Texte inédit pour le site de Ballast

Voici l’histoire d’un auteur qui brûle. Qui brûle, dans ses romans, Paris. Qui brûle 37 ans d’une vie courte et intense, par­ta­gée entre Varsovie, Paris et Moscou. Qui est brû­lé par une révo­lu­tion qu’il a ardem­ment défen­due, pour laquelle il a quit­té la Pologne, fut expul­sé de France, encen­sé, jugé, puis condam­né à mort en URSS. Victime des purges sta­li­niennes, il est fusillé en 1938, ses livres inter­dits, son nom effa­cé. Son œuvre est cor­ro­sive, tou­jours, railleuse, sou­vent, pas­sant de la poé­sie futu­riste au roman fan­tas­tique et gro­tesque, puis embras­sant le réa­lisme socia­liste sta­li­nien. Son roman prin­ci­pal, Je brûle Paris, est à ce jour son seul tra­vail tra­duit en fran­çais. Voici Bruno Jasieński. ☰ Par Thomas Misiaszek


[lire en anglais]


Du fond de sa cel­lule de la pri­son mos­co­vite de Butyrka, Bruno Jasieński écri­vait en 1937, peut-être encore ani­mé d’une infime lueur d’espoir : « Je ne te blâme, ma Patrie, de rien. / Je sais que seule­ment en per­dant foi en tes enfants / Tu as pu croire en une telle héré­sie / Et bri­sé mon chant comme une épée… / Mais toi, mon chant, qui forges le ton­nerre en ton four­neau, / Ne pleure pas notre pré­sence en ce cachot. / Notre renom­mée est infâme, mais tôt ou tard / La Patrie per­ce­vra sa ter­rible erreur1 ». Jasieński fut pour­tant exé­cu­té le 17 sep­tembre 1938, quelques mois après sa pre­mière femme, et alors que sa deuxième épouse est condam­née à la dépor­ta­tion. Son fils est pla­cé en orphe­li­nat, l’ensemble de son œuvre reti­rée du public, toute men­tion de son nom inter­dite. Sa réha­bi­li­ta­tion lors du pro­ces­sus de désta­li­ni­sa­tion de 1956 ne chan­ge­ra évi­dem­ment rien à sa fin tra­gique. Elle ne le fera pas non plus sor­tir de l’oubli. Jasieński est aujourd’hui qua­si­ment incon­nu en Pologne, et com­plè­te­ment ano­nyme en dehors. La ter­reur sta­li­nienne a consu­mé un des enfants ter­ribles de la Révolution. Car cet homme far­fe­lu, arro­gant et inci­sif a dédié toute sa vie à la cause prolétarienne.
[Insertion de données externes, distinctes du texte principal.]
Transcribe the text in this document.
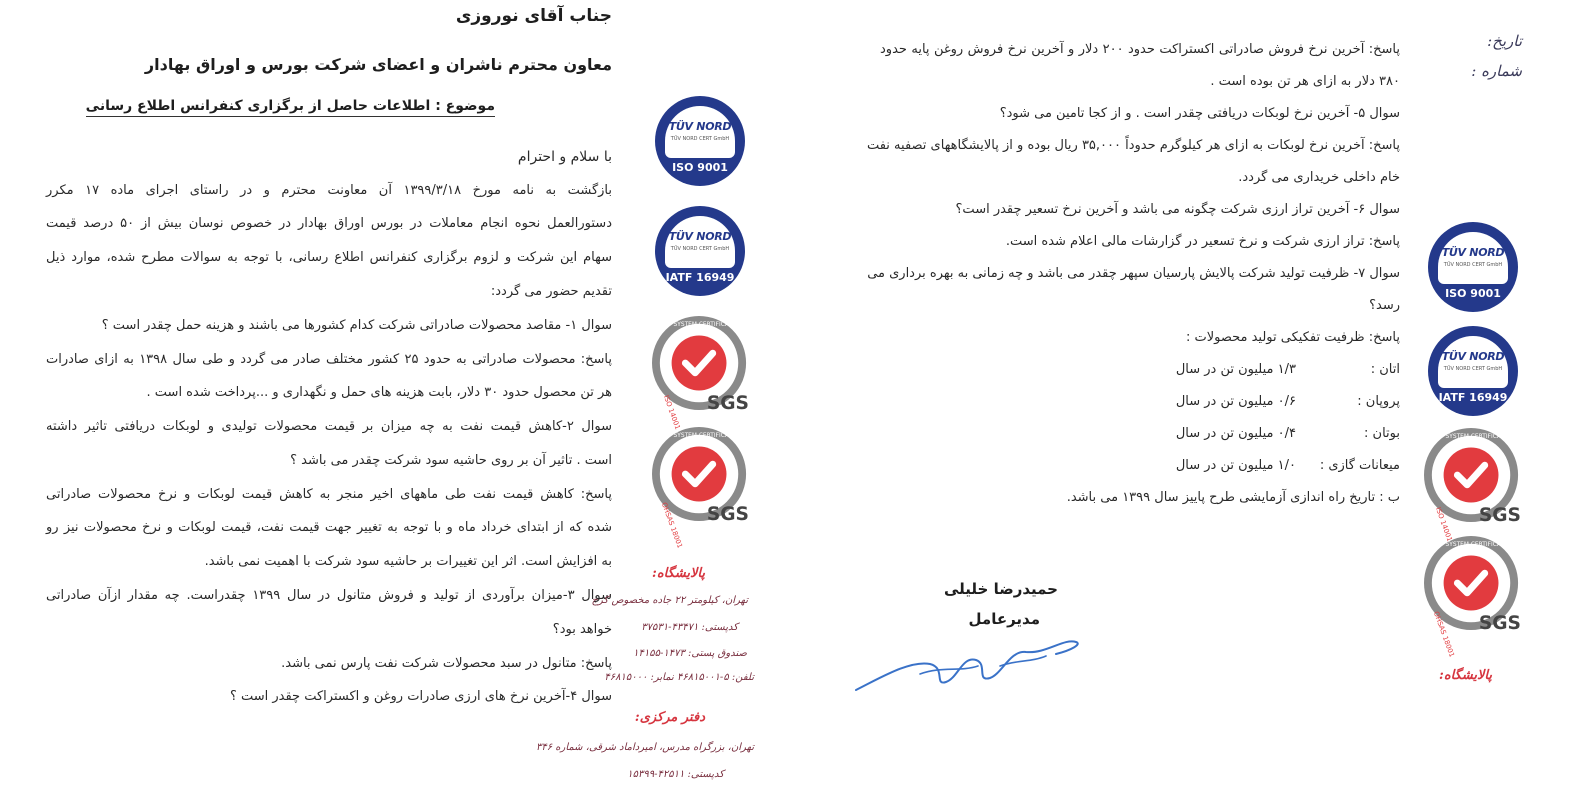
جناب آقای نوروزی
معاون محترم ناشران و اعضای شرکت بورس و اوراق بهادار
موضوع : اطلاعات حاصل از برگزاری کنفرانس اطلاع رسانی
با سلام و احترام
بازگشت به نامه مورخ ۱۳۹۹/۳/۱۸ آن معاونت محترم و در راستای اجرای ماده ۱۷ مکرر
دستورالعمل نحوه انجام معاملات در بورس اوراق بهادار در خصوص نوسان بیش از ۵۰ درصد قیمت
سهام این شرکت و لزوم برگزاری کنفرانس اطلاع رسانی، با توجه به سوالات مطرح شده، موارد ذیل
تقدیم حضور می گردد:
سوال ۱- مقاصد محصولات صادراتی شرکت کدام کشورها می باشند و هزینه حمل چقدر است ؟
پاسخ: محصولات صادراتی به حدود ۲۵ کشور مختلف صادر می گردد و طی سال ۱۳۹۸ به ازای صادرات
هر تن محصول حدود ۳۰ دلار، بابت هزینه های حمل و نگهداری و ...پرداخت شده است .
سوال ۲-کاهش قیمت نفت به چه میزان بر قیمت محصولات تولیدی و لوبکات دریافتی تاثیر داشته
است . تاثیر آن بر روی حاشیه سود شرکت چقدر می باشد ؟
پاسخ: کاهش قیمت نفت طی ماههای اخیر منجر به کاهش قیمت لوبکات و نرخ محصولات صادراتی
شده که از ابتدای خرداد ماه و با توجه به تغییر جهت قیمت نفت، قیمت لوبکات و نرخ محصولات نیز رو
به افزایش است. اثر این تغییرات بر حاشیه سود شرکت با اهمیت نمی باشد.
سوال ۳-میزان برآوردی از تولید و فروش متانول در سال ۱۳۹۹ چقدراست. چه مقدار ازآن صادراتی
خواهد بود؟
پاسخ: متانول در سبد محصولات شرکت نفت پارس نمی باشد.
سوال ۴-آخرین نرخ های ارزی صادرات روغن و اکستراکت چقدر است ؟
TÜV NORD
TÜV NORD CERT GmbH
ISO 9001
TÜV NORD
TÜV NORD CERT GmbH
IATF 16949
SGS
ISO 14001
SYSTEM CERTIFICATION
SGS
OHSAS 18001
SYSTEM CERTIFICATION
پالایشگاه:
تهران، کیلومتر ۲۲ جاده مخصوص کرج
کدپستی: ۴۳۴۷۱-۳۷۵۳۱
صندوق پستی: ۱۴۷۳-۱۴۱۵۵
تلفن: ۵-۴۶۸۱۵۰۰۱ نمابر: ۴۶۸۱۵۰۰۰
دفتر مرکزی:
تهران، بزرگراه مدرس، امیرداماد شرقی، شماره ۳۴۶
کدپستی: ۴۲۵۱۱-۱۵۳۹۹
تاریخ:
شماره :
پاسخ: آخرین نرخ فروش صادراتی اکستراکت حدود ۲۰۰ دلار و آخرین نرخ فروش روغن پایه حدود
۳۸۰ دلار به ازای هر تن بوده است .
سوال ۵- آخرین نرخ لوبکات دریافتی چقدر است . و از کجا تامین می شود؟
پاسخ: آخرین نرخ لوبکات به ازای هر کیلوگرم حدوداً ۳۵,۰۰۰ ریال بوده و از پالایشگاههای تصفیه نفت
خام داخلی خریداری می گردد.
سوال ۶- آخرین تراز ارزی شرکت چگونه می باشد و آخرین نرخ تسعیر چقدر است؟
پاسخ: تراز ارزی شرکت و نرخ تسعیر در گزارشات مالی اعلام شده است.
سوال ۷- ظرفیت تولید شرکت پالایش پارسیان سپهر چقدر می باشد و چه زمانی به بهره برداری می
رسد؟
پاسخ: ظرفیت تفکیکی تولید محصولات :
اتان :
۱/۳ میلیون تن در سال
پروپان :
۰/۶ میلیون تن در سال
بوتان :
۰/۴ میلیون تن در سال
میعانات گازی :
۱/۰ میلیون تن در سال
ب : تاریخ راه اندازی آزمایشی طرح پاییز سال ۱۳۹۹ می باشد.
حمیدرضا خلیلی
مدیرعامل
TÜV NORD
TÜV NORD CERT GmbH
ISO 9001
TÜV NORD
TÜV NORD CERT GmbH
IATF 16949
SGS
ISO 14001
SYSTEM CERTIFICATION
SGS
OHSAS 18001
SYSTEM CERTIFICATION
پالایشگاه:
« L’art lui-même est pré­sen­té comme une dis­ci­pline de masse, popu­laire, démo­cra­tique et uni­ver­selle, des­ti­née à enva­hir l’espace public, les usines, tram­ways, parcs et balcons. »
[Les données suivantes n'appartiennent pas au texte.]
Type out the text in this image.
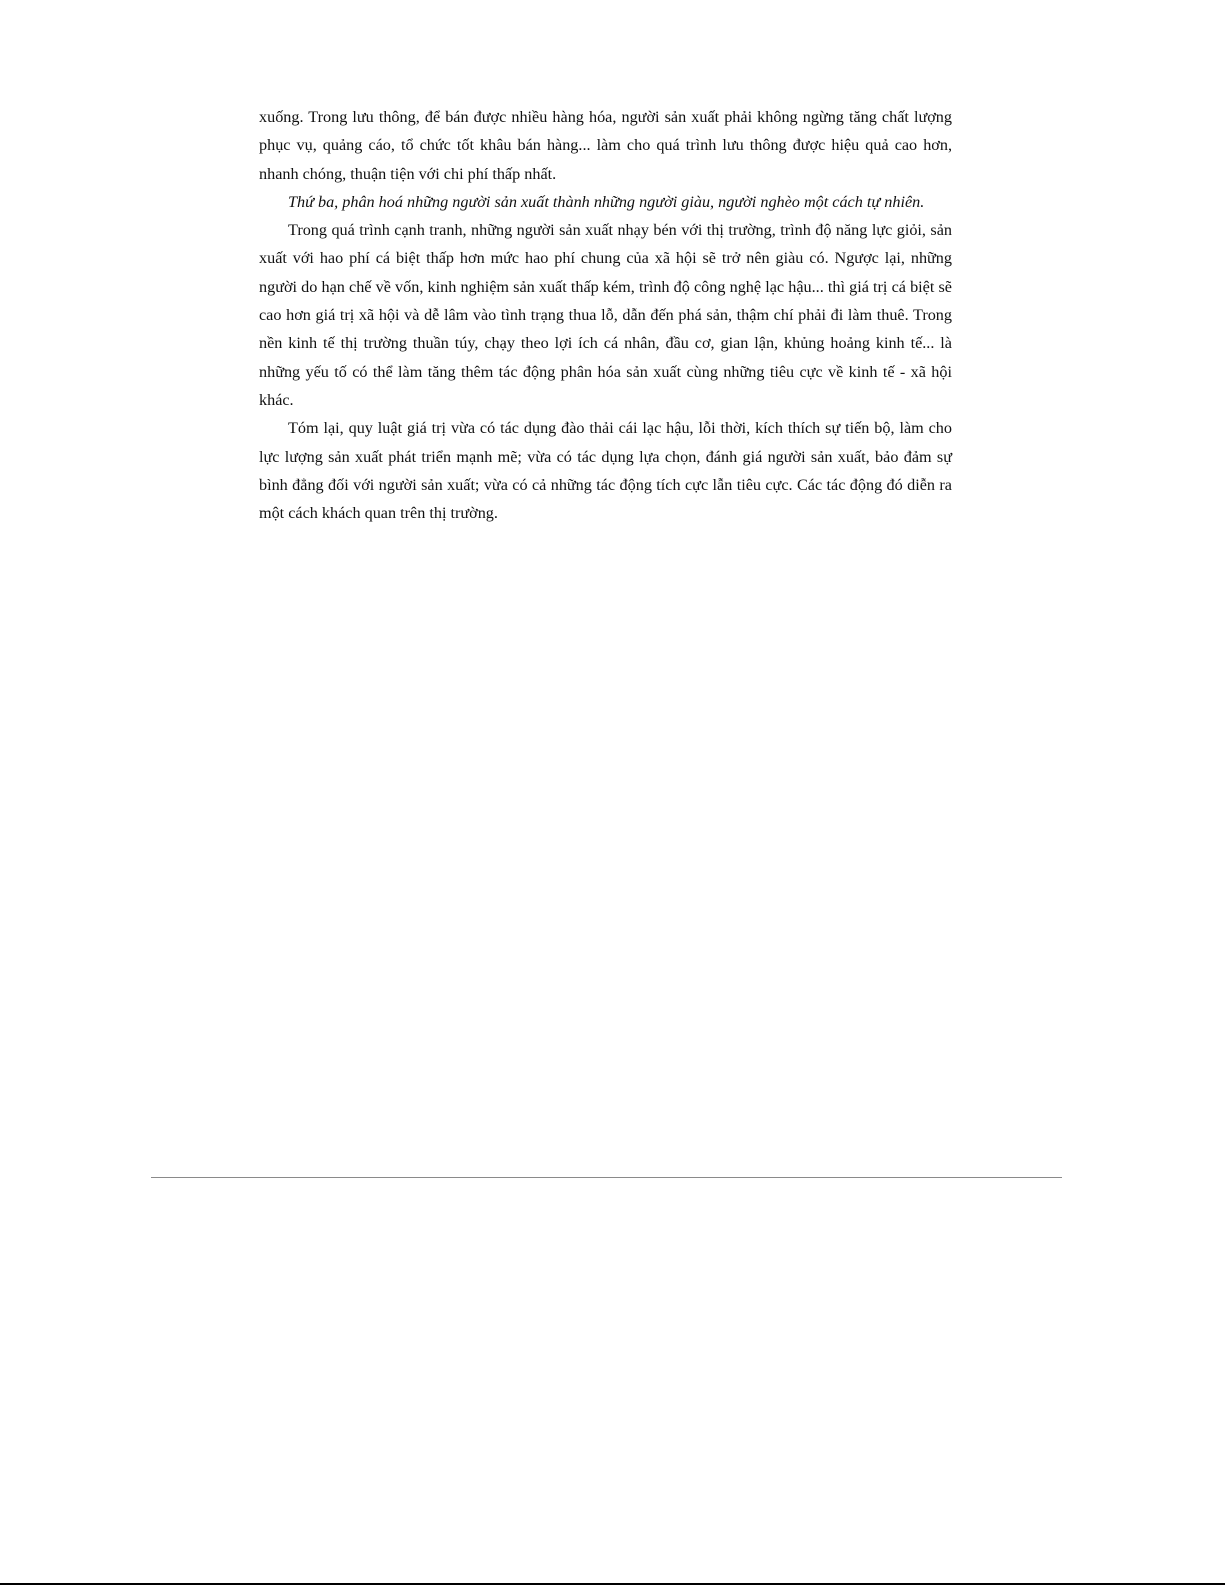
xuống. Trong lưu thông, để bán được nhiều hàng hóa, người sản xuất phải không ngừng tăng chất lượng phục vụ, quảng cáo, tổ chức tốt khâu bán hàng... làm cho quá trình lưu thông được hiệu quả cao hơn, nhanh chóng, thuận tiện với chi phí thấp nhất.

Thứ ba, phân hoá những người sản xuất thành những người giàu, người nghèo một cách tự nhiên.

Trong quá trình cạnh tranh, những người sản xuất nhạy bén với thị trường, trình độ năng lực giỏi, sản xuất với hao phí cá biệt thấp hơn mức hao phí chung của xã hội sẽ trở nên giàu có. Ngược lại, những người do hạn chế về vốn, kinh nghiệm sản xuất thấp kém, trình độ công nghệ lạc hậu... thì giá trị cá biệt sẽ cao hơn giá trị xã hội và dễ lâm vào tình trạng thua lỗ, dẫn đến phá sản, thậm chí phải đi làm thuê. Trong nền kinh tế thị trường thuần túy, chạy theo lợi ích cá nhân, đầu cơ, gian lận, khủng hoảng kinh tế... là những yếu tố có thể làm tăng thêm tác động phân hóa sản xuất cùng những tiêu cực về kinh tế - xã hội khác.

Tóm lại, quy luật giá trị vừa có tác dụng đào thải cái lạc hậu, lỗi thời, kích thích sự tiến bộ, làm cho lực lượng sản xuất phát triển mạnh mẽ; vừa có tác dụng lựa chọn, đánh giá người sản xuất, bảo đảm sự bình đẳng đối với người sản xuất; vừa có cả những tác động tích cực lẫn tiêu cực. Các tác động đó diễn ra một cách khách quan trên thị trường.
Wiktor Bruno Zysman est né en 1901 à Klimontów, une petite ville du sud-est de la Pologne. Son père, Jakub, méde­cin, trans­forme son nom en Jasieński dans le but de cacher ses ori­gines juives. L’enfance de Bruno se déroule entre Varsovie et Moscou, où il effec­tue ses études secon­daires entre 1914 et 1918, mais ne fait aucune men­tion de son expé­rience de la révo­lu­tion. Il y déve­loppe en revanche une admi­ra­tion sans borne pour les poètes futu­ristes Igor Severianine et sur­tout Vladimir Maïakovski, qu’il consi­dère long­temps comme son maître à pen­ser. De retour en Pologne, il fonde en 1918 à Cracovie avec deux autres poètes, Stanisław Młodożeniec et Tytus Czyżewski, le club futu­riste Katarynka, dans l’objectif de pro­mou­voir une poé­sie nou­velle et de rompre avec l’héritage d’une ville tra­di­tion­nel­le­ment tour­née vers son pas­sé. À 18 ans, Jasieński arbore alors une allure sin­gu­liè­re­ment osten­ta­toire, s’affublant d’un long man­teau noir et d’un cha­peau haut de forme qu’il com­plète par une cra­vate dis­pro­por­tion­née et un monocle qui lui donnent l’air d’une cari­ca­ture roman­tique. Cet air de dan­dy dix-neu­viè­miste est tou­te­fois le seul lien que s’autorise le jeune poète avec le pas­sé, Jasieński étant convain­cu que l’essence de l’art réside dans sa rup­ture per­ma­nente avec la tra­di­tion. Cette pers­pec­tive est par­ta­gée par les futu­ristes de Varsovie Aleksander Wat et Anatol Stern qui, dans un mani­feste inti­tu­lé Les Primitivistes aux Peuples du Monde et de la Pologne, annoncent sans ambages jeter « la civi­li­sa­tion, la culture et leur mala­die à la pou­belle2 ». Le futu­risme tel que pen­sé par son fon­da­teur Filippo Tommaso Marinetti semble lui-même obso­lète aux yeux de Jasieński, qui ne veut plus, au début des années 1920, répé­ter les pré­ceptes énon­cés en 1908 dans le Manifeste du Futurisme.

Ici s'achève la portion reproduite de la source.